Compromisso ambiental na coleta

A extração de macroalgas também está diretamente ligada ao E do ESG.

A PrimaSea, por exemplo, uma das empresas brasileiras que está criando produtos com a lithothamnium, buscou por 12 anos a licença para explorar uma área de 5 mil hectares na Bahia de Todos os Santos, em Salvador (BA) — esta alga é coletada depois de morta.

“A responsabilidade ambiental é imensa. Usamos uma embarcação que desce uma bomba ao fundo do mar, recolhe e sobe para peneirar. O material descartado é devolvido no oceano”, explica Lucas Avila, CEO da startup.

A empresa também precisou se comprometer com um programa vinculado ao Ibama que inclui ações sociais e um projeto de monitoramento de baleias.

“Nos países do Atlântico Norte, há regras rígidas para extração, processamento e transporte que garantem o manejo sustentável, sem comprometer os ecossistemas”, pontua Vinícius Marangoni, gerente técnico de portfólio de Nutrição da Nitro.

A questão da sustentabilidade na coleta não se aplica às microalgas, já que a maior parte delas pode ser produzida em laboratório, lembra Everton Campos, diretor de marketing da Krilltech, da Casa Bugre.

Menos uso de químicos

Um dos principais benefícios ambientais proporcionados pelas algas na agricultura é ampliar a produtividade em lavouras, permitindo produzir mais com menos insumos.

Essa redução faz ainda mais sentido quando se considera a fatia dos fertilizantes e defensivos que são derivados de petróleo, como os baseados em ureia, diz Marciel Stadnik, professor da UFSC (Universidade Federal de Santa Catarina).

Para ele, as algas podem ser aliadas na dura batalha para amenizar os efeitos das mudanças climáticas.

“Elas diminuem o uso de fertilizantes químicos, cuja produção demanda um enorme gasto energético de fontes não-renováveis e emite óxido nitroso, 265 vezes mais prejudicial que o CO2. E reduzem o uso de defensivos que contaminam solo e água.”

Mais sequestro de CO2

Outra aplicação das algas com benefícios ambientais é no sequestro de CO2 da atmosfera. Essa captura começa no próprio cultivo, explica Luiz, da Embrapa Pesca e Aquicultura, e se estende aos processos de regeneração de terras degradadas.
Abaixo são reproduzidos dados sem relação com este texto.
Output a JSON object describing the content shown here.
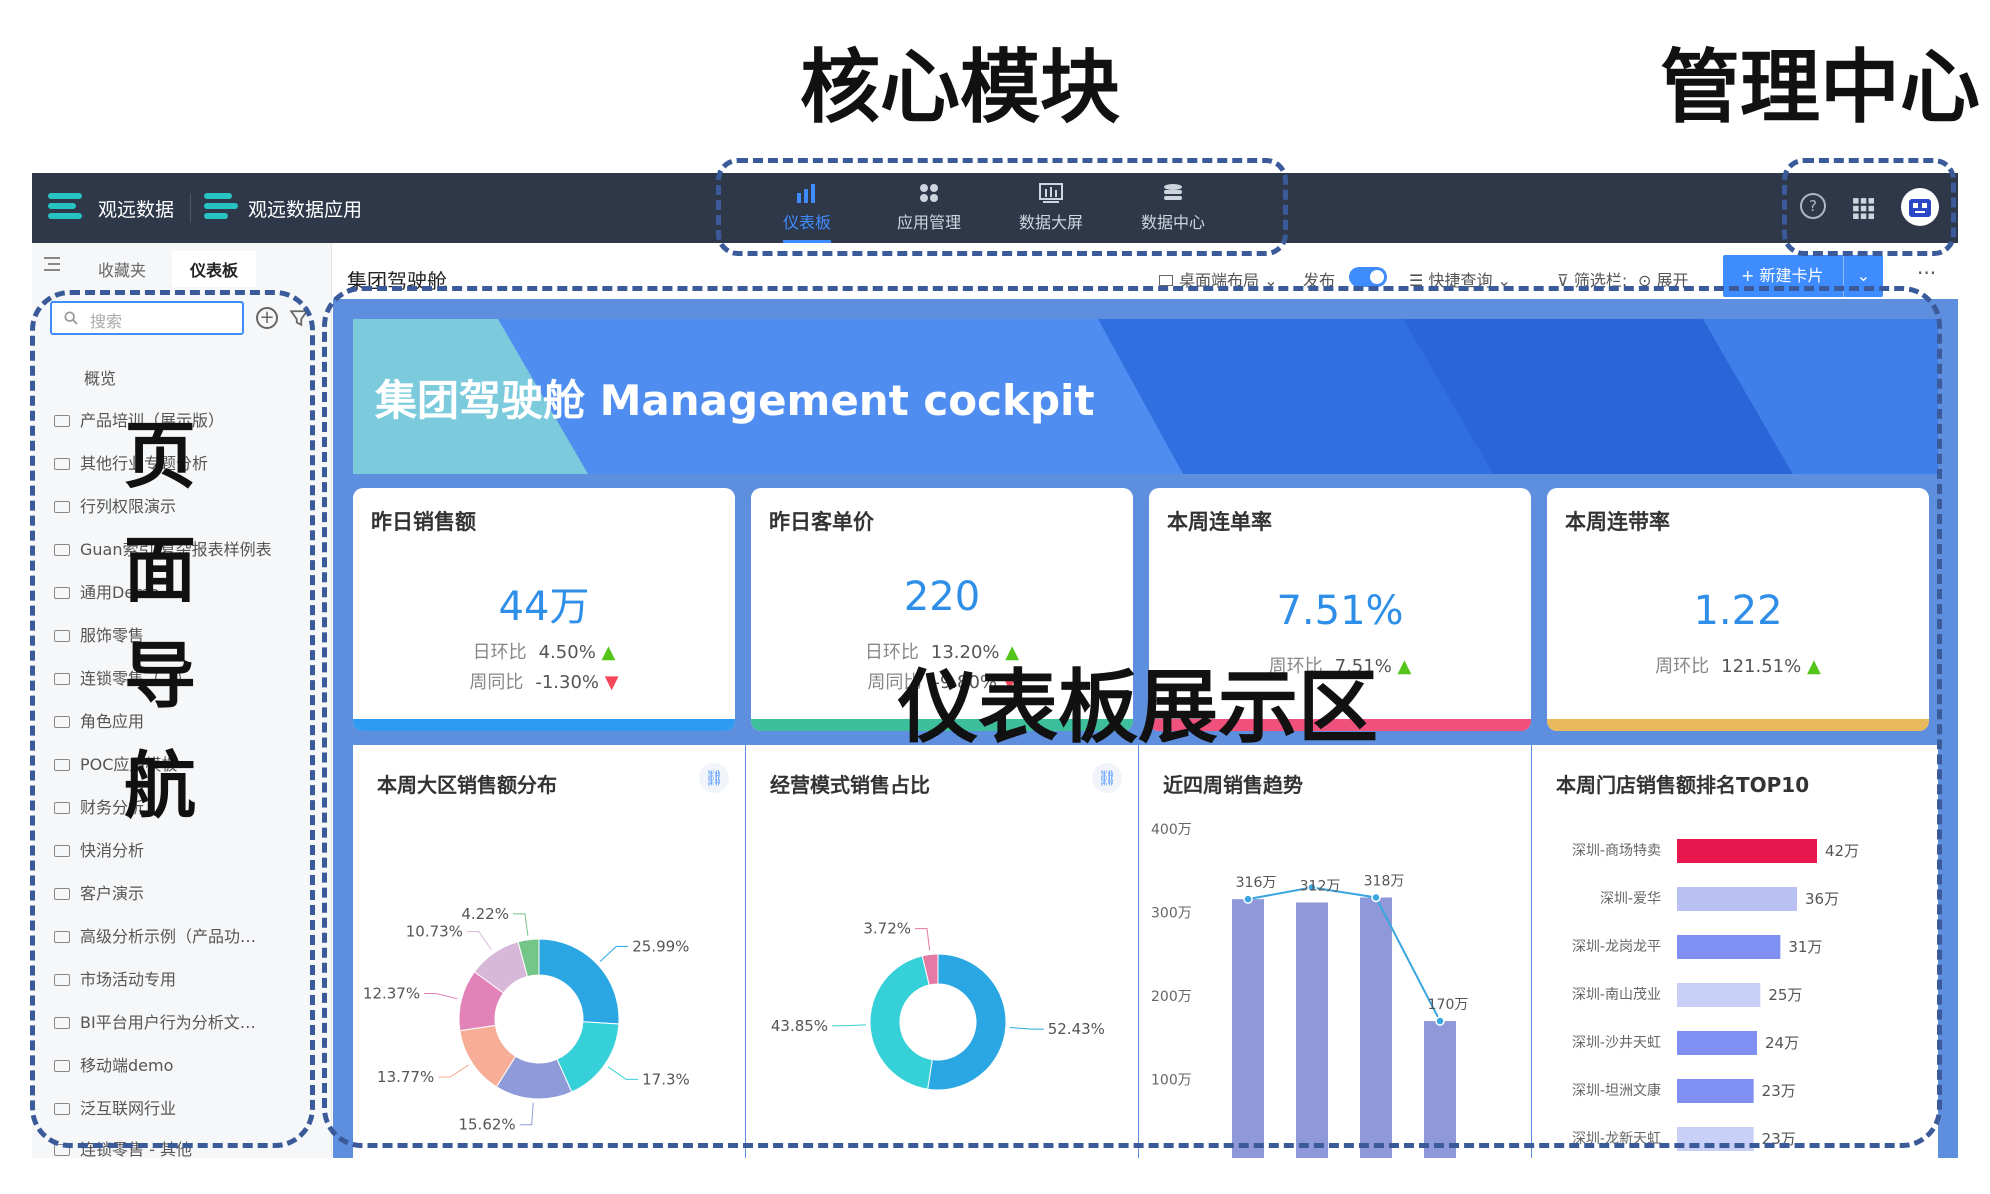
{
  "callouts": {
    "core": "核心模块",
    "admin": "管理中心",
    "nav": [
      "页",
      "面",
      "导",
      "航"
    ],
    "dashboard": "仪表板展示区"
  },
  "topbar": {
    "brand": "观远数据",
    "app_name": "观远数据应用",
    "nav": [
      {
        "label": "仪表板",
        "icon": "bar-chart-icon",
        "active": true
      },
      {
        "label": "应用管理",
        "icon": "apps-icon",
        "active": false
      },
      {
        "label": "数据大屏",
        "icon": "screen-icon",
        "active": false
      },
      {
        "label": "数据中心",
        "icon": "database-icon",
        "active": false
      }
    ],
    "help": "?"
  },
  "sidebar": {
    "tabs": [
      "收藏夹",
      "仪表板"
    ],
    "search_placeholder": "搜索",
    "items": [
      "概览",
      "产品培训（展示版）",
      "其他行业专题分析",
      "行列权限演示",
      "Guan索引·复杂报表样例表",
      "通用Demo",
      "服饰零售",
      "连锁零售（…）",
      "角色应用",
      "POC应用模板",
      "财务分析",
      "快消分析",
      "客户演示",
      "高级分析示例（产品功…",
      "市场活动专用",
      "BI平台用户行为分析文…",
      "移动端demo",
      "泛互联网行业",
      "连锁零售 - 其他"
    ]
  },
  "toolbar": {
    "title": "集团驾驶舱",
    "layout": "桌面端布局",
    "publish": "发布",
    "quick_query": "快捷查询",
    "filter": "筛选栏:",
    "expand": "展开",
    "new_card": "+ 新建卡片",
    "more": "···"
  },
  "banner": {
    "title": "集团驾驶舱 Management cockpit"
  },
  "kpis": [
    {
      "title": "昨日销售额",
      "value": "44万",
      "rows": [
        {
          "label": "日环比",
          "value": "4.50%",
          "dir": "▲"
        },
        {
          "label": "周同比",
          "value": "-1.30%",
          "dir": "▼"
        }
      ],
      "color": "#2f9bf0"
    },
    {
      "title": "昨日客单价",
      "value": "220",
      "rows": [
        {
          "label": "日环比",
          "value": "13.20%",
          "dir": "▲"
        },
        {
          "label": "周同比",
          "value": "-9.80%",
          "dir": "▼"
        }
      ],
      "color": "#3ebf9b"
    },
    {
      "title": "本周连单率",
      "value": "7.51%",
      "rows": [
        {
          "label": "周环比",
          "value": "7.51%",
          "dir": "▲"
        }
      ],
      "color": "#f0507c"
    },
    {
      "title": "本周连带率",
      "value": "1.22",
      "rows": [
        {
          "label": "周环比",
          "value": "121.51%",
          "dir": "▲"
        }
      ],
      "color": "#e9b95d"
    }
  ],
  "panels": {
    "region": "本周大区销售额分布",
    "mode": "经营模式销售占比",
    "trend": "近四周销售趋势",
    "top10": "本周门店销售额排名TOP10"
  },
  "chart_data": [
    {
      "type": "pie",
      "title": "本周大区销售额分布",
      "labels": [
        "25.99%",
        "17.3%",
        "15.62%",
        "13.77%",
        "12.37%",
        "10.73%",
        "4.22%"
      ],
      "values": [
        25.99,
        17.3,
        15.62,
        13.77,
        12.37,
        10.73,
        4.22
      ],
      "colors": [
        "#2aa7e2",
        "#36d0d8",
        "#8f9ad9",
        "#f7ad96",
        "#e282b8",
        "#d7b8d9",
        "#74c588"
      ]
    },
    {
      "type": "pie",
      "title": "经营模式销售占比",
      "labels": [
        "52.43%",
        "43.85%",
        "3.72%"
      ],
      "values": [
        52.43,
        43.85,
        3.72
      ],
      "colors": [
        "#2aa7e2",
        "#36d0d8",
        "#e57aa5"
      ]
    },
    {
      "type": "bar",
      "title": "近四周销售趋势",
      "y_ticks": [
        "400万",
        "300万",
        "200万",
        "100万"
      ],
      "ylim": [
        0,
        400
      ],
      "values": [
        316,
        312,
        318,
        170
      ],
      "labels": [
        "316万",
        "312万",
        "318万",
        "170万"
      ],
      "line_values": [
        316,
        330,
        318,
        170
      ]
    },
    {
      "type": "bar",
      "title": "本周门店销售额排名TOP10",
      "categories": [
        "深圳-商场特卖",
        "深圳-爱华",
        "深圳-龙岗龙平",
        "深圳-南山茂业",
        "深圳-沙井天虹",
        "深圳-坦洲文康",
        "深圳-龙新天虹"
      ],
      "values": [
        42,
        36,
        31,
        25,
        24,
        23,
        23
      ],
      "labels": [
        "42万",
        "36万",
        "31万",
        "25万",
        "24万",
        "23万",
        "23万"
      ],
      "colors": [
        "#e8174d",
        "#b9c1f3",
        "#7f8ff2",
        "#c8d0f7",
        "#7f8ff2",
        "#7f8ff2",
        "#c8d0f7"
      ]
    }
  ]
}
O empurrão da flora marinha vem a calhar dado o caráter hercúleo da tarefa: o saldo de pastagens degradadas no Brasil é estimado em 110 milhões de hectares, nas contas da consultoria Agroicone.

Isso é o equivalente a cerca de 3,5 vezes o tamanho da Alemanha — e outras fontes falam em até 170 milhões de hectares.
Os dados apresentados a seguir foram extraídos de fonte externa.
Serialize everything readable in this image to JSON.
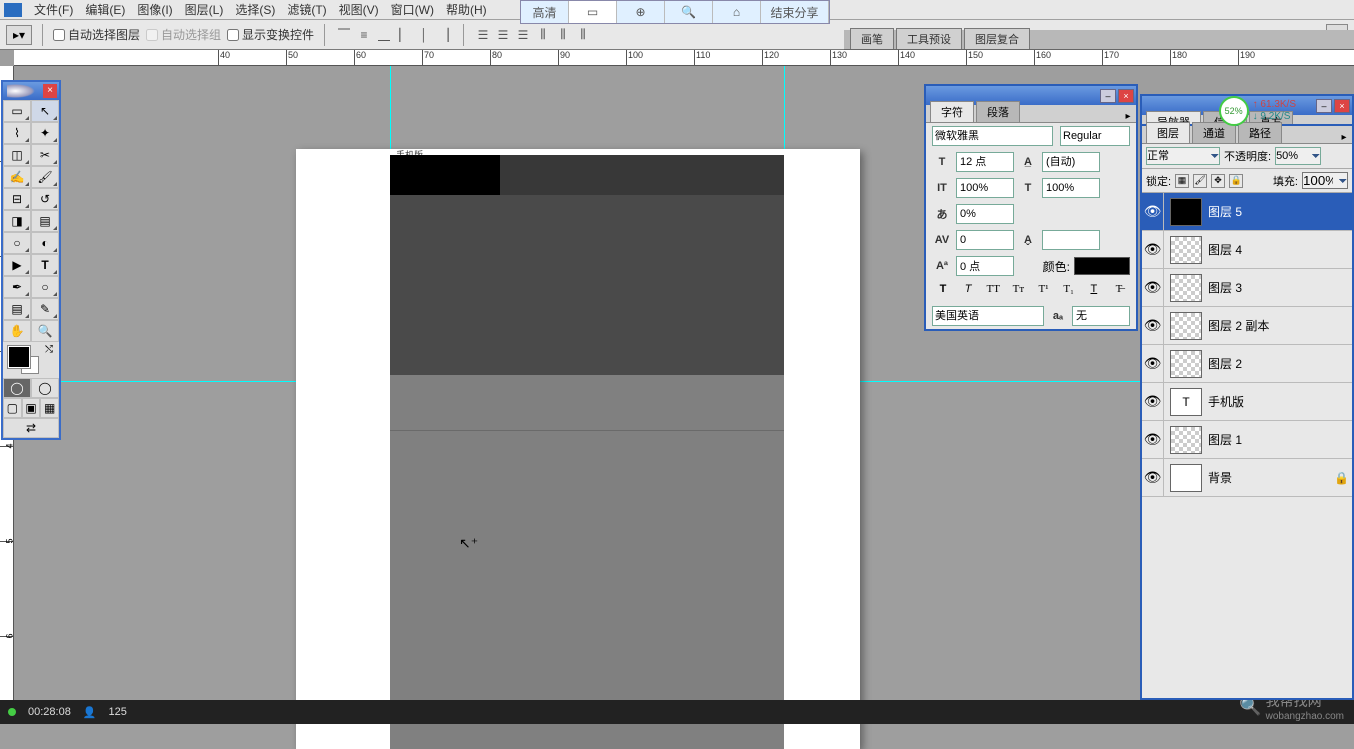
{
  "menu": {
    "file": "文件(F)",
    "edit": "编辑(E)",
    "image": "图像(I)",
    "layer": "图层(L)",
    "select": "选择(S)",
    "filter": "滤镜(T)",
    "view": "视图(V)",
    "window": "窗口(W)",
    "help": "帮助(H)"
  },
  "share": {
    "hd": "高清",
    "end": "结束分享"
  },
  "options": {
    "autoSelect": "自动选择图层",
    "autoSelectGroup": "自动选择组",
    "showTransform": "显示变换控件"
  },
  "dockTabs": {
    "brushes": "画笔",
    "toolPresets": "工具预设",
    "layerComps": "图层复合"
  },
  "charPanel": {
    "tabChar": "字符",
    "tabPara": "段落",
    "font": "微软雅黑",
    "style": "Regular",
    "size": "12 点",
    "leading": "(自动)",
    "vscale": "100%",
    "hscale": "100%",
    "tracking": "0%",
    "kerning": "0",
    "baseline": "0 点",
    "colorLabel": "颜色:",
    "lang": "美国英语",
    "aa": "无"
  },
  "navPanel": {
    "tab1": "导航器",
    "tab2": "信息",
    "tab3": "直方"
  },
  "layersPanel": {
    "tab1": "图层",
    "tab2": "通道",
    "tab3": "路径",
    "blend": "正常",
    "opacityLbl": "不透明度:",
    "opacity": "50%",
    "lockLbl": "锁定:",
    "fillLbl": "填充:",
    "fill": "100%",
    "layers": [
      {
        "name": "图层 5",
        "thumb": "black",
        "selected": true
      },
      {
        "name": "图层 4",
        "thumb": "checker"
      },
      {
        "name": "图层 3",
        "thumb": "checker"
      },
      {
        "name": "图层 2 副本",
        "thumb": "checker"
      },
      {
        "name": "图层 2",
        "thumb": "checker"
      },
      {
        "name": "手机版",
        "thumb": "text"
      },
      {
        "name": "图层 1",
        "thumb": "checker"
      },
      {
        "name": "背景",
        "thumb": "white",
        "locked": true
      }
    ]
  },
  "speed": {
    "pct": "52%",
    "up": "↑ 61.3K/S",
    "dn": "↓ 9.2K/S"
  },
  "doc": {
    "label": "手机版"
  },
  "status": {
    "time": "00:28:08",
    "count": "125"
  },
  "watermark": {
    "text": "我帮找网",
    "url": "wobangzhao.com"
  },
  "ruler": {
    "start": 40,
    "end": 190,
    "step": 10
  }
}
A kappaphycus alvarezii pode ser uma aliada, explica Luiz: “Estudos indicam que seu uso promove melhorias na qualidade do solo, aumento da matéria orgânica, maior atividade microbiana e redução da lixiviação de nutrientes”.

Essa alga cumpre um papel de filtro biológico, ela acrescenta, absorvendo nutrientes como fósforo e nitrogênio e melhorando a qualidade da água.

Menos metano na pecuária

Outra frente em que meio ambiente e algas se conectam é na redução da emissão de gás metano por ruminantes.
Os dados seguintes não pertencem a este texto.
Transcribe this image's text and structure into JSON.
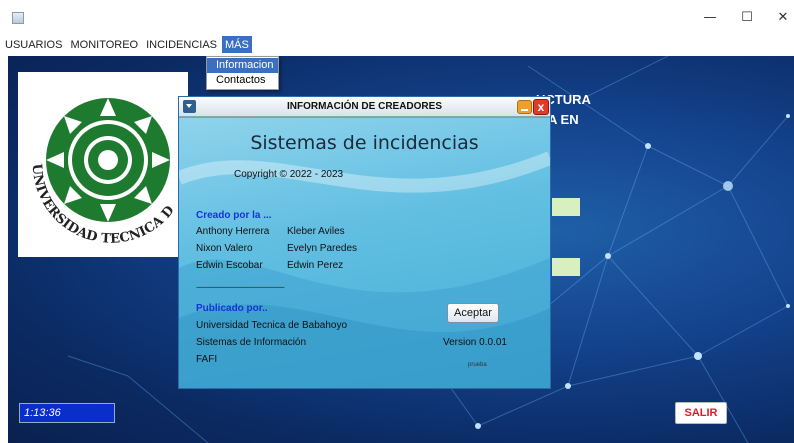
{
  "window": {
    "minimize_icon": "—",
    "maximize_icon": "☐",
    "close_icon": "✕"
  },
  "menu": {
    "items": [
      "USUARIOS",
      "MONITOREO",
      "INCIDENCIAS",
      "MÁS"
    ],
    "open_menu": "MÁS",
    "dropdown": [
      "Informacion",
      "Contactos"
    ],
    "selected_dropdown": "Informacion"
  },
  "background": {
    "heading_line1": "UCTURA",
    "heading_line2": "A EN",
    "logo_text": "UNIVERSIDAD TECNICA DE BA",
    "clock": "1:13:36",
    "exit_button": "SALIR"
  },
  "dialog": {
    "title": "INFORMACIÓN DE CREADORES",
    "heading": "Sistemas de incidencias",
    "copyright": "Copyright © 2022 - 2023",
    "created_by_label": "Creado por la ...",
    "creators_left": [
      "Anthony Herrera",
      "Nixon Valero",
      "Edwin Escobar"
    ],
    "creators_right": [
      "Kleber Aviles",
      "Evelyn Paredes",
      "Edwin Perez"
    ],
    "separator": "--------------------------------------------",
    "published_by_label": "Publicado por..",
    "publishers": [
      "Universidad Tecnica de Babahoyo",
      "Sistemas de Información",
      "FAFI"
    ],
    "accept_button": "Aceptar",
    "version": "Version  0.0.01",
    "note": "prueba"
  },
  "colors": {
    "menu_highlight": "#3b6fc1",
    "dialog_bg": "#62bfe2",
    "clock_bg": "#0a2ec9",
    "exit_text": "#d61f2c",
    "label_blue": "#1633d6"
  }
}
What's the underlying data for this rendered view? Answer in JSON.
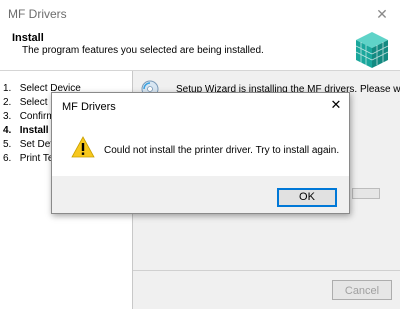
{
  "window": {
    "title": "MF Drivers",
    "close_glyph": "✕",
    "header_title": "Install",
    "header_subtitle": "The program features you selected are being installed."
  },
  "steps": [
    {
      "number": "1.",
      "label": "Select Device",
      "active": false
    },
    {
      "number": "2.",
      "label": "Select D",
      "active": false
    },
    {
      "number": "3.",
      "label": "Confirm S",
      "active": false
    },
    {
      "number": "4.",
      "label": "Install",
      "active": true
    },
    {
      "number": "5.",
      "label": "Set Defa",
      "active": false
    },
    {
      "number": "6.",
      "label": "Print Tes",
      "active": false
    }
  ],
  "status": {
    "text": "Setup Wizard is installing the MF drivers. Please wait...",
    "icon": "cd-install-icon"
  },
  "buttons": {
    "cancel_label": "Cancel"
  },
  "dialog": {
    "title": "MF Drivers",
    "close_glyph": "✕",
    "message": "Could not install the printer driver. Try to install again.",
    "icon": "warning-icon",
    "ok_label": "OK"
  },
  "colors": {
    "accent": "#0078d7",
    "warning": "#f7c81e",
    "logo": "#20b3a8"
  }
}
Esse é um problema de dimensão global. Cerca de 10% dos gases de efeito estufa são provenientes da fermentação entérica, o “arroto” do boi. No Brasil, o número chega a 17%.

A redução proporcionada pelas algas já passa de 30%. As mais usadas com essa finalidade são a lithothamnium e a asparagopsis taxiformis.

Esta aplicação vem atraindo investidores: o Breakthrough Energy Ventures, fundo de Bill Gates voltado a acelerar tecnologias que reduzem a poluição, aplicou US$ 12 milhões na australiana Rumin8, que extrai bromofórmio da asparagopsis para a ração de ruminantes.

COP 30 será vitrine

Para os especialistas, um uso mais disseminado das algas pode ser um vetor para qualificar e diferenciar a agricultura brasileira, credenciando a produção do País para mercados mais restritivos do ponto de vista ambiental, como União Europeia e Japão.

“Elas são um vetor estratégico da bioeconomia, em alinhamento com os princípios da FAO (Organização das Nações Unidas para Alimentação e Agricultura) para transição para sistemas alimentares resilientes”, diz Luiz, da Embrapa.

Para Wilson Nigri, CEO da Tecnotropic e fundador do fórum AgroSea, a COP 30 em Belém (PA), em novembro, será uma vitrine para expor alguns desses resultados.

“A revolução verde passa pelo mar azul. Os investidores vão se interessar se virem retorno sobre o capital investido — ainda que esse retorno seja um legado social.”